Studie: Jung, weiblich, Hausfrau
Eine Studie kündet von traditionellen Rollenbildern: Mehr als die Hälfte der jungen Österreicherinnen will zu Hause bleiben, wenn ihr Partner genug verdient, um den Lebensunterhalt für die Familie zu sichern.

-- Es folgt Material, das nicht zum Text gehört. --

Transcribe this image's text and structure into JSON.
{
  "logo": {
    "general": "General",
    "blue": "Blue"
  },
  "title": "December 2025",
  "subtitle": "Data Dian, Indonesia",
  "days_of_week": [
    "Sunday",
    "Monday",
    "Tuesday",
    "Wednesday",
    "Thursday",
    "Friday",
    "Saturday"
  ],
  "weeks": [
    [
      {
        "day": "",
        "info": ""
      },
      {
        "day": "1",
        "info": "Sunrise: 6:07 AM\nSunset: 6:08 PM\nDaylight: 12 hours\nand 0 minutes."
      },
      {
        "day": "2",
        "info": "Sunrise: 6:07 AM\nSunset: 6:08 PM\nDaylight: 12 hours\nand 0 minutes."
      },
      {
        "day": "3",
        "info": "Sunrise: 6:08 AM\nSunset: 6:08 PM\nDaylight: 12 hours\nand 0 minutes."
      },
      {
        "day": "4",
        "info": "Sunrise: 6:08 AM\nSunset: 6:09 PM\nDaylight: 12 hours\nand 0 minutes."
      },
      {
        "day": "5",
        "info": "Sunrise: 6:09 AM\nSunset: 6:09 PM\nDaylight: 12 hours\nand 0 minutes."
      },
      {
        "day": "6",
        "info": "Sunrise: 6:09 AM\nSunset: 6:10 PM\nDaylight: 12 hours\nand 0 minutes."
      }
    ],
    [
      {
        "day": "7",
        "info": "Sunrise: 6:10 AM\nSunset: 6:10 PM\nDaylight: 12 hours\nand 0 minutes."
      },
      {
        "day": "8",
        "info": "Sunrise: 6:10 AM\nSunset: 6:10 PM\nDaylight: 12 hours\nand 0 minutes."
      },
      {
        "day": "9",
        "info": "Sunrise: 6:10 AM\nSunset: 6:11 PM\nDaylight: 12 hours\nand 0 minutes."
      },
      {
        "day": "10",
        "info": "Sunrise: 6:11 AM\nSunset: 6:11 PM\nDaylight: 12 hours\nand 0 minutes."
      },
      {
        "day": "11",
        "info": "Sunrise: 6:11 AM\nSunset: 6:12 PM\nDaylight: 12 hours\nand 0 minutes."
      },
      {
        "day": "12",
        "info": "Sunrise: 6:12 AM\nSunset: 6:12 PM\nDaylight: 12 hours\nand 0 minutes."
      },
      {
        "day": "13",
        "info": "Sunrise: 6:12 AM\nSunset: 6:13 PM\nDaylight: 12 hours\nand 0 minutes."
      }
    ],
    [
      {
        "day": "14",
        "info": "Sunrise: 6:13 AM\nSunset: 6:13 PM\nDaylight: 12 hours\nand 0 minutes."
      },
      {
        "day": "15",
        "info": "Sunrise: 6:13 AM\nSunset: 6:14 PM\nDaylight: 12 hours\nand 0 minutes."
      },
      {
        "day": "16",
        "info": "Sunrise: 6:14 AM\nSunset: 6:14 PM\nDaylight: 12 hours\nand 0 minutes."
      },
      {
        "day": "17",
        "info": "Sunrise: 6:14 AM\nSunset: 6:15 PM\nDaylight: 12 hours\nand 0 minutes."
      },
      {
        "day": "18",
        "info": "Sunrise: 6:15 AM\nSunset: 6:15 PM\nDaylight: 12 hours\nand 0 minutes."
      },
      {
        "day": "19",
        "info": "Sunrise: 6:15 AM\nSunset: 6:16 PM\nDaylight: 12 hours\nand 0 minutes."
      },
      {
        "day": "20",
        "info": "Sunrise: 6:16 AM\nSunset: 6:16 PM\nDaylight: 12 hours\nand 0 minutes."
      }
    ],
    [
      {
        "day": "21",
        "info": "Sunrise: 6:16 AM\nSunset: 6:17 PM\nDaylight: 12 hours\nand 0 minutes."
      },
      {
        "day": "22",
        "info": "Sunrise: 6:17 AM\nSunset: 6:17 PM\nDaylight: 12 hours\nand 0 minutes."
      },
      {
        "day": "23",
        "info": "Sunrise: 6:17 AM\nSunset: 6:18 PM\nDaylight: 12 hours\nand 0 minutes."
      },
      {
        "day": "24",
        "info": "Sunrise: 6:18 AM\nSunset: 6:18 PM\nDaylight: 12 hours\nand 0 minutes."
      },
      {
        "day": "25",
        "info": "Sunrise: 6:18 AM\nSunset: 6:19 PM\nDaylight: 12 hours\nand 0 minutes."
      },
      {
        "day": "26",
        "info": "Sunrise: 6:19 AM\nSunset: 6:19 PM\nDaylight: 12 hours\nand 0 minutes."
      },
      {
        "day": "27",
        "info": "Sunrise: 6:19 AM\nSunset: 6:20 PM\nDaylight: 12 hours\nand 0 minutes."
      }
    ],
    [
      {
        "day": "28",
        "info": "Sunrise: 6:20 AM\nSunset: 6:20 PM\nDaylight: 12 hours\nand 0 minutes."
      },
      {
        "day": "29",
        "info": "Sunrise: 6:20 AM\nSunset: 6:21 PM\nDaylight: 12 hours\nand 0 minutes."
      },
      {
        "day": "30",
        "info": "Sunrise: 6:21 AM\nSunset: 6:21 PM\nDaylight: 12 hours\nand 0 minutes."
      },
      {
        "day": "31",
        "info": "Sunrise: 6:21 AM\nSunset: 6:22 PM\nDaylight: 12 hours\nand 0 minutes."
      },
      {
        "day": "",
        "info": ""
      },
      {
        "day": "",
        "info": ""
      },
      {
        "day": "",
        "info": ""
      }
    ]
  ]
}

Wien/Gr. Mehr als die Hälfte aller Österreicherinnen zwischen 14 und 24 Jahren plant, zumindest bis zum dritten Lebensjahr ihrer Kinder zu Hause zu bleiben. Das ist eines der Ergebnisse der „Jugendmonitor“-Studie, die Wirtschaftsminister Reinhold Mitterlehner (VP) am Montag präsentiert hat.
Die Studie, für die im April und Mai 800 repräsentativ ausgewählte Jugendliche zu ihren Zukunftsperspektiven befragt wurden, kündet von traditionellen Rollenbildern: Während jungen Männern beruflicher Erfolg wichtig ist, steht für Frauen die Familie stärker im Mittelpunkt.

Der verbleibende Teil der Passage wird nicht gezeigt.